Material and Methods:
Of 2,460 Japanese patients with periodontitis, 38 patients with aggressive periodontitis were enrolled in this study. These 38 aggressive periodontitis patients and 190 Japanese healthy controls were examined for an insertion/deletion (Ins/Del) polymorphism in exon 1, a polymorphism in intron 1 (rs7696323), and a synonymous polymorphism in exon 3 (rs3804100) in TLR2.
Results:
We found significant associations of resistance to aggressive periodontitis with the Ins allele (allele frequency in the patients versus controls, 0.540 vs. 0.676, OR=0.56, 95% confidence interval (CI); 0.34-0.92, p=0.022) and the T allele of rs3804100 (0.579 vs. 0.716, OR=0.55, 95% CI; 0.33-0.91, p=0.018), although the C allele of rs7696323 showed no significant association (0.733 vs. 0.829, OR=0.58). A permutation test of Ins/Del-rs7696323-rs3804100 haplotype revealed a significant association between Ins-C-T haplotype (0.252 vs. 0.479, p=0.0003) and resistance to aggressive periodontitis.
Conclusions:
The TLR2 polymorphisms were suggested to confer protection against aggressive periodontitis in a Japanese population. The association should be replicated in other cohorts to further identify the responsible TLR polymorphism(s) involved in the pathogenesis of aggressive periodontitis.
INTRODUCTION
Aggressive periodontitis (AgP) is a rare and severe phenotype of periodontitis characterized by rapid bone destruction and attachment loss in the absence of any systemic disease, often with familial aggregation, according to the 1999 International Classification of Periodontal Diseases criteria. The rate of AgP crisis is almost 0.03% in Japanese. Periodontitis is caused by infection with gram-negative bacteria and the subsequent inflammatory response induces destruction of periodontal tissue. Progression of AgP is so rapid that, if not treated, supporting tissues around teeth may be lost early in the life. If predisposing factors to AgP would be defined, patients carrying the predisposing factors could be treated in an early stage to prevent disease progression and to save their teeth. It is well known that susceptibility to periodontitis is influenced by both environmental (such as older age, smoking status, plaque control) and genetic factors. To reveal the genetic predisposing factors to periodontal diseases, many association studies have targeted functional polymorphisms in genes associated with inflammatory cytokines for chronic periodontitis. For example, Kornman firstly reported in 1997 that chronic periodontitis was related to interleukin (IL)-1 (IL-1) polymorphism [1] . Following this report, many other studies attempted to elucidate the associations of chronic periodontitis (CP) with polymorphisms in other genes, including IL-6 and Vitamin D receptor (VDR) [2, 3]. These results suggested that unregulated production of inflammatory cytokines would be a risk factor for chronic periodontitis.

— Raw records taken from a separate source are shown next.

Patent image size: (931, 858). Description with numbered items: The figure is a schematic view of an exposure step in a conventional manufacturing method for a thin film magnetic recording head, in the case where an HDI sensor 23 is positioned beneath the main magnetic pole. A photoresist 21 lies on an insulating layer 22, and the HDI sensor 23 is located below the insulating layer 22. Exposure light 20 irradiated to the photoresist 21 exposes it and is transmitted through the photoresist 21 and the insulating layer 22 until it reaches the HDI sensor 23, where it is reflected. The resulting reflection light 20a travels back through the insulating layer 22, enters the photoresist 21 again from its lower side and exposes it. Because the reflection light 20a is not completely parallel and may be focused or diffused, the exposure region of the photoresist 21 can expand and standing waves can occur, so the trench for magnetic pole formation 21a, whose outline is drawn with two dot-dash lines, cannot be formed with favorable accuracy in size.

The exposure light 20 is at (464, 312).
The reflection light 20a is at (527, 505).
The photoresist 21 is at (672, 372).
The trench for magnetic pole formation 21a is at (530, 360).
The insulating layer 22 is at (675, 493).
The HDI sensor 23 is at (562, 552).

Association studies for AgP have also been performed for inflammatory cytokine genes, reporting that the susceptibility to AgP was associated with a IL-13 polymorphism at -1112 in Taiwanese [4], and IL-1α (IL-1A) polymorphism at +4845 and IL-1β (IL-1B) polymorphism at -511 were associated in Chinese males [5]. In addition, the association of AgP with the IL-1 gene cluster region was investigated in an Italian population, which demonstrated a significant association with polymorphisms in the genes for IL-1 receptor antagonist (IL1-RN) and in IL-1B [6]. Furthermore, other gene polymorphisms in genes for oestrogen receptor-α (ERA), VDR, N-formylpeptide receptor (FPR), CC chemokine receptor 2 (CCR2), and monocyte chemoattractant protein I (MCP-1) were reported to be associated with AgP in some ethnic groups [7].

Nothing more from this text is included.